Possible problems and solutions
As mentioned before, SVM is a theory of machine learning law in small sample situation and it can handle the small sample and nonlinear problems effectively, especially in terms of prediction. However, the selection of parameters has a strong subjectivity in the learning process of SVM, which seriously restrains the accuracy and effect of SVM prediction. The value of two variables, penalty factor c and kernel parameter σ are influencing the prediction accuracy of SVM. As a result, what we want improve here is to find the optimal c and σ. At present, these parameters are subjective because they are usually defined artificially based on the specific issues, and the optimal parameter combination is determined by selecting the parameters for several times and comparing with each other. Because of the blindness and low efficiency of parameters that are manually set, adopting swarm intelligence optimization algorithm to improve the parameter choosing of the SVM may be a good idea. At the same time, the design and implementation of particle swarm optimization (PSO) algorithm is relatively simple. Not only the convergence speed is fast, but also the parameters required to be set are less.

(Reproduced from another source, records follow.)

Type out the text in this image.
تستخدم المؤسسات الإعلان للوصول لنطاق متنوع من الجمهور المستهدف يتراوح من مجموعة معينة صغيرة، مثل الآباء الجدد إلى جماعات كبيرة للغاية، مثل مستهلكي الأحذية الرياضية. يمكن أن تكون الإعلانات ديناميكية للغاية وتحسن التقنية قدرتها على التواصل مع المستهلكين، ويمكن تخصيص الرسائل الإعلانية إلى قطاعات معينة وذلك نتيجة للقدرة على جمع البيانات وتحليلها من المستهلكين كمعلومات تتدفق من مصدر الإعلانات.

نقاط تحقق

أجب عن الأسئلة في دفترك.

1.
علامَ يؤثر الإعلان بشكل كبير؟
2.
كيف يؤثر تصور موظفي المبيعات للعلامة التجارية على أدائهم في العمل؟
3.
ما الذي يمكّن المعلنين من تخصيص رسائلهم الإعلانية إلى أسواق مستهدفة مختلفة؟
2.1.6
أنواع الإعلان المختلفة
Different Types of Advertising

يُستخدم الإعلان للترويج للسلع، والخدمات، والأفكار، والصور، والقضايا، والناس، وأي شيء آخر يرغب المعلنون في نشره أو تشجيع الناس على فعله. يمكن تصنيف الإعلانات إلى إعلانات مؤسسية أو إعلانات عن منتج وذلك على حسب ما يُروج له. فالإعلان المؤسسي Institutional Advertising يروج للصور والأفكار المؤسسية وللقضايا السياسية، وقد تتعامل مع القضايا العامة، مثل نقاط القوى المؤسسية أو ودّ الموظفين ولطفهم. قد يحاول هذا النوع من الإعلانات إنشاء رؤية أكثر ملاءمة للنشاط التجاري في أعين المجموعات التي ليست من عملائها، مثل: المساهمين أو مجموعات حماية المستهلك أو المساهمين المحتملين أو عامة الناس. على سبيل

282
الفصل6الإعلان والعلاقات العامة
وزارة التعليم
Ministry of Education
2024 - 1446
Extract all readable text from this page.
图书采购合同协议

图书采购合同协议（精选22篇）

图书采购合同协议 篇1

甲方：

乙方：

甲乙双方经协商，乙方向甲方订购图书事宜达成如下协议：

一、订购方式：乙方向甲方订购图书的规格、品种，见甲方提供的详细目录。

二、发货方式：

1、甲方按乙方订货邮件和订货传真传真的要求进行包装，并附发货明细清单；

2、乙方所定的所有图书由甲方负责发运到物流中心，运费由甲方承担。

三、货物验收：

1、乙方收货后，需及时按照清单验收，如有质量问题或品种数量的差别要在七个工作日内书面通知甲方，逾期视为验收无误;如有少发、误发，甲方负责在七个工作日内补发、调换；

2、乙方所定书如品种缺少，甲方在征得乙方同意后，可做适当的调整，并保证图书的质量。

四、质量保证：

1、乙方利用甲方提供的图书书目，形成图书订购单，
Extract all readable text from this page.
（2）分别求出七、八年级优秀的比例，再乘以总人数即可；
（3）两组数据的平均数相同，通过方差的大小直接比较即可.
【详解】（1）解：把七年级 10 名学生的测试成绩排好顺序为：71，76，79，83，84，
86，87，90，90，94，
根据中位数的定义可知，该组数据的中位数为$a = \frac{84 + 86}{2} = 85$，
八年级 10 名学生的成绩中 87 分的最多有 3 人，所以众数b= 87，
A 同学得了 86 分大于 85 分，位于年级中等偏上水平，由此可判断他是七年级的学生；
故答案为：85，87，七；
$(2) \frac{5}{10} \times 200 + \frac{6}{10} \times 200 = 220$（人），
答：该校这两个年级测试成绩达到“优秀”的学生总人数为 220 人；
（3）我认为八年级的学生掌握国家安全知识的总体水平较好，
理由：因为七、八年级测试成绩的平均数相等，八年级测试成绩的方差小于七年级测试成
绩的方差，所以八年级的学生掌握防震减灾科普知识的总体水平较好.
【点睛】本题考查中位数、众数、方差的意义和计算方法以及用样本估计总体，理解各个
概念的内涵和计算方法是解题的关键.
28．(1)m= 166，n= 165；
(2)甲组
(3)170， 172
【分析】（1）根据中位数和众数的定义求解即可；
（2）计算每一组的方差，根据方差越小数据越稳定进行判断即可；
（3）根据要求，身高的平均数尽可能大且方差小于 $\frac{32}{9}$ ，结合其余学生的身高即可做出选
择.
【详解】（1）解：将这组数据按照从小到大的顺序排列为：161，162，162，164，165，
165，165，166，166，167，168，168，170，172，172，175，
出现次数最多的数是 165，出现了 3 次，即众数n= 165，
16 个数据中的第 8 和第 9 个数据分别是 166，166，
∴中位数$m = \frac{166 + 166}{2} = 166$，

PSO algorithm is a kind of population intelligence algorithm proposed on the basis of studying the behavior of birds and fish. The idea comes from the concept of artificial life and evolutionary computation that it imitates the foraging behavior and achieves the optimal group through the bird collective collaboration. The PSO algorithm is a global search strategy that uses the simple operation of the v–s model, comparing with the evolutionary computation. PSO has unique memory mechanism, thus it can adjust the search strategy by keeping track of the current search based on real time, which is what the fatality model can take advantage of. At the same time, it exists some limitations of stagnation due to the parameter setting requirements of PSO algorithm. Therefore, to further expand the solution space and improve the prediction accuracy of SVM, the mutation operation of GA is introduced into PSO for predicting SVM parameters.
Budget
Finally, when considering a $100,000 budget as the limit for one-year exploratory phase, the first thing to mention is to spend the money in promoting the practical application of the traffic fatality model. The model is supported by all kinds of data like highway milage, real-time vehicle number and population size etc. and these data must be collected by sensors that installed on or near the road. Besides that, we also need to identify the cities and roads that we choose as our experimental sites. Thus, an estimated amount of $35,000 have to be spent on purchase, installation and maintenance of the data sources and $25,000 would be used to obtain permissions from governments on China since the requirement for those data might be refused if it may threaten public’s privacy. For the rest $40,000, half of which is expected to pay for the scientists that are working for collecting actual data on roads and applicate the fatality prediction model to see how effective the model is. Another $20,000 will be paid to another group of scientists whose efforts are made to deepen and improve the SVM model for accuracy.
Reference:
Gu, Xiaoning, Li, Ting, Wang, Yonghui, Zhang, Liu, Wang, Yitian, and Yao, Jinbao. “Traffic Fatalities Prediction Using Support Vector Machine with Hybrid Particle Swarm Optimization.” Journal of Algorithms & Computational Technology 12.1 (2018): 20-29. Web.
Koornstra, Matthijs J. “Prediction of Traffic Fatalities and Prospects for Mobility Becoming Sustainable-safe.” Sadhana (Bangalore) 32.4 (2007): 365-95. Web.